Pour enrichir ces analyses, plusieurs cours durant l'année mettent en jeu des organisations pédagogiques spécifiques. On va par exemple faire le procès de la Charte pour l'école du XXIème siècle, accusée de remettre en cause l'école républicaine. Une particularité du procès étant qu'on inversera les rôles : ceux qui critiquent devront le défendre, et inversement.Ils seront l'occasion explicite d'une réflexion pédagogique qu'on élargira aux dimensions de la posture pédagogique. L'analyse s'affinera progressivement durant l'année par l'apport des connaissances  des cours.

B/ Lier théorie et pratique.

Cette liaison doit être constante. Le professeur des écoles est un professionnel capable de pouvoir référencer ce qu'il observe et fait aux éléments théoriques qu'il connaît, pour déterminer précisément les modalités de son action. L'habitude du passage entre théorie et pratique doit s'acquérir dans les cours, par la pratique. Celle du professeur qui illustre son cours, celle des élèves à qui on demandera de proposer des illustrations, des analyses à partir desquelles ils formuleront des hypothèses de fonctionnement qui seront commentées. On apprendra à les structurer par rapport à des éléments pédagogiques : objectifs, temps, espace, consignes, moyens, évaluation. L'intérêt étant d'évaluer, pour les faire évoluer la nature et la pertinence des représentations des étudiants concernant ce qui leur est dit : quels sont les éléments théoriques qu'ils sollicitent, de quelle qualité sont les hypothèses faites par rapport à ces éléments théoriques, quelle est la pertinence des mises en ouvre qui doivent les traduire ?

Ce type de travail sera complété par deux éléments.

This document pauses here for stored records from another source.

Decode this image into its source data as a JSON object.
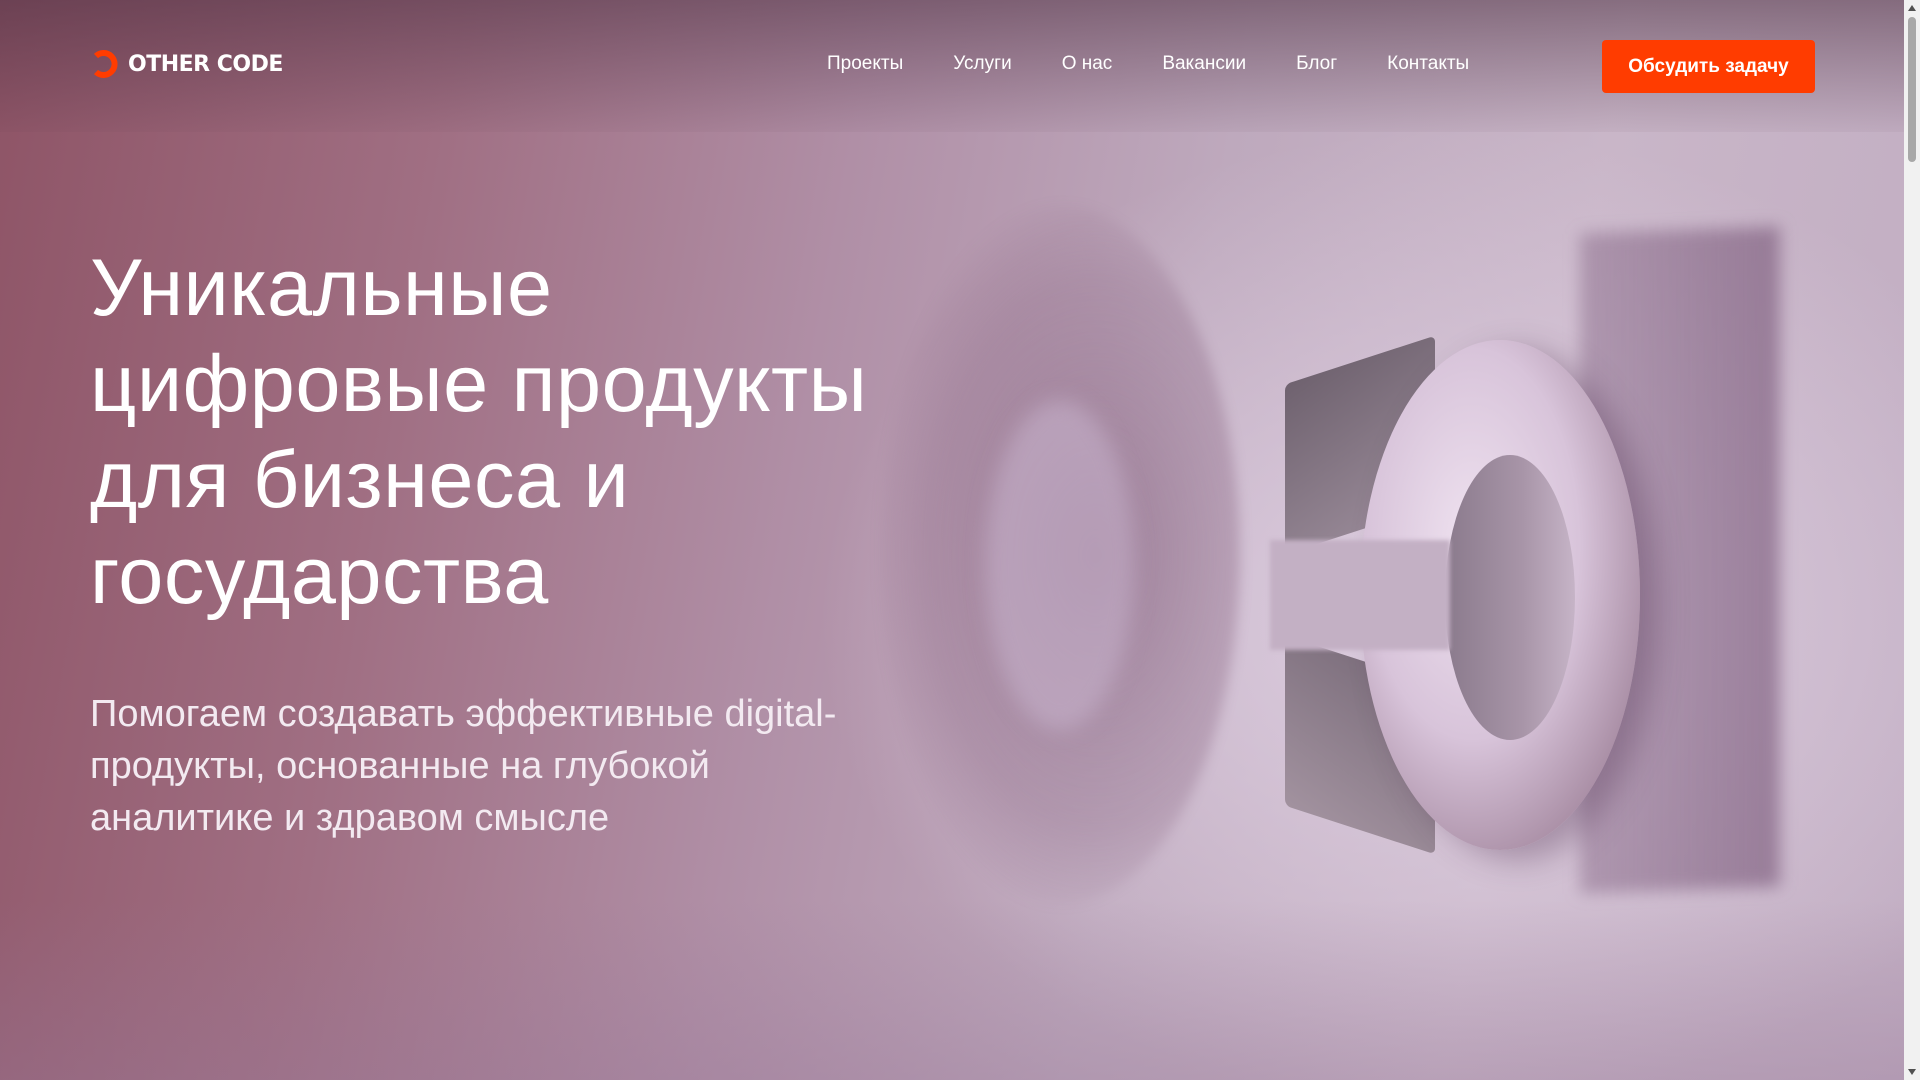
{
  "brand": {
    "name": "OTHER CODE",
    "accent_color": "#ff3c00",
    "logo_icon": "other-code-logo-icon"
  },
  "nav": {
    "items": [
      {
        "label": "Проекты"
      },
      {
        "label": "Услуги"
      },
      {
        "label": "О нас"
      },
      {
        "label": "Вакансии"
      },
      {
        "label": "Блог"
      },
      {
        "label": "Контакты"
      }
    ]
  },
  "cta": {
    "label": "Обсудить задачу"
  },
  "hero": {
    "title_lines": [
      "Уникальные",
      "цифровые продукты",
      "для бизнеса и",
      "государства"
    ],
    "subtitle_lines": [
      "Помогаем создавать эффективные digital-",
      "продукты, основанные на глубокой",
      "аналитике и здравом смысле"
    ]
  },
  "scrollbar": {
    "up_icon": "scroll-up-arrow-icon",
    "down_icon": "scroll-down-arrow-icon"
  }
}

Premièrement par les observations faites durant des stages dans les classes, où l'on demandera aux étudiants de mettre en relation ce qu'ils observent et leurs cours. En quoi un élément qui leur paraît « frappant » peut-il se comprendre au niveau théorique ? À l'issue de chaque stage, ils travailleront par groupes de quatre, chacun son tour exposant en cinq minutes aux trois autres - autant que de membres du jury au concours, situation de communication à laquelle il faut s'habituer - un élément remarquable de ce stage. Il tentera de développer à partir de cet exemple les réflexions théoriques qu'il lui suggère. Plus encore que cet aspect purement théorique, on tente de réfléchir sur les éléments qui ont pu motiver l'enthousiasme ou au moins l'intérêt du stagiaire. Qu'il s'habitue à cette prise de distance par rapport à ses émotions, qu'il soit capable de les verbaliser aussi et par là de mieux cerner ce qui l'intéresse dans ce métier.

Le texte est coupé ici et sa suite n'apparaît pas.